Lutein + zeaxanthin and omega-3 fatty acids for age-related macular degeneration: the Age-Related Eye Disease Study 2 (AREDS2) randomized clinical trial

Abstract

Importance: Oral supplementation with the Age-Related Eye Disease Study (AREDS) formulation (antioxidant vitamins C and E, beta carotene, and zinc) has been shown to reduce the risk of progression to advanced age-related macular degeneration (AMD). Observational data suggest that increased dietary intake of lutein + zeaxanthin (carotenoids), omega-3 long-chain polyunsaturated fatty acids (docosahexaenoic acid [DHA] + eicosapentaenoic acid [EPA]), or both might further reduce this risk.

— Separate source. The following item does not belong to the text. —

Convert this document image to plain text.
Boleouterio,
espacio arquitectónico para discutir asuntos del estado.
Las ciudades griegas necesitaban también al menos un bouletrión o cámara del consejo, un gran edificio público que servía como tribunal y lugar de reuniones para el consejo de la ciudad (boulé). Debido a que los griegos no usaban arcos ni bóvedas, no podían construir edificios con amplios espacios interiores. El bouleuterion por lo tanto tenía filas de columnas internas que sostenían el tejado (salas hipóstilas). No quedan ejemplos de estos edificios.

Objectives: To determine whether adding lutein + zeaxanthin, DHA + EPA, or both to the AREDS formulation decreases the risk of developing advanced AMD and to evaluate the effect of eliminating beta carotene, lowering zinc doses, or both in the AREDS formulation.

Design, setting, and participants: The Age-Related Eye Disease Study 2 (AREDS2), a multicenter, randomized, double-masked, placebo-controlled phase 3 study with a 2 × 2 factorial design, conducted in 2006-2012 and enrolling 4203 participants aged 50 to 85 years at risk for progression to advanced AMD with bilateral large drusen or large drusen in 1 eye and advanced AMD in the fellow eye.

Interventions: Participants were randomized to receive lutein (10 mg) + zeaxanthin (2 mg), DHA (350 mg) + EPA (650 mg), lutein + zeaxanthin and DHA + EPA, or placebo. All participants were also asked to take the original AREDS formulation or accept a secondary randomization to 4 variations of the AREDS formulation, including elimination of beta carotene, lowering of zinc dose, or both.

Main outcomes and measures: Development of advanced AMD. The unit of analyses used was by eye.

Results: Median follow-up was 5 years, with 1940 study eyes (1608 participants) progressing to advanced AMD. Kaplan-Meier probabilities of progression to advanced AMD by 5 years were 31% (493 eyes [406 participants]) for placebo, 29% (468 eyes [399 participants]) for lutein + zeaxanthin, 31% (507 eyes [416 participants]) for DHA + EPA, and 30% (472 eyes [387 participants]) for lutein + zeaxanthin and DHA + EPA. Comparison with placebo in the primary analyses demonstrated no statistically significant reduction in progression to advanced AMD (hazard ratio [HR], 0.90 [98.7% CI, 0.76-1.07]; P = .12 for lutein + zeaxanthin; 0.97 [98.7% CI, 0.82-1.16]; P = .70 for DHA + EPA; 0.89 [98.7% CI, 0.75-1.06]; P = .10 for lutein + zeaxanthin and DHA + EPA). There was no apparent effect of beta carotene elimination or lower-dose zinc on progression to advanced AMD. More lung cancers were noted in the beta carotene vs no beta carotene group (23 [2.0%] vs 11 [0.9%], nominal P = .04), mostly in former smokers.

Conclusions and relevance: Addition of lutein + zeaxanthin, DHA + EPA, or both to the AREDS formulation in primary analyses did not further reduce risk of progression to advanced AMD. However, because of potential increased incidence of lung cancer in former smokers, lutein + zeaxanthin could be an appropriate carotenoid substitute in the AREDS formulation.

Trial registration: clinicaltrials.gov Identifier: NCT00345176.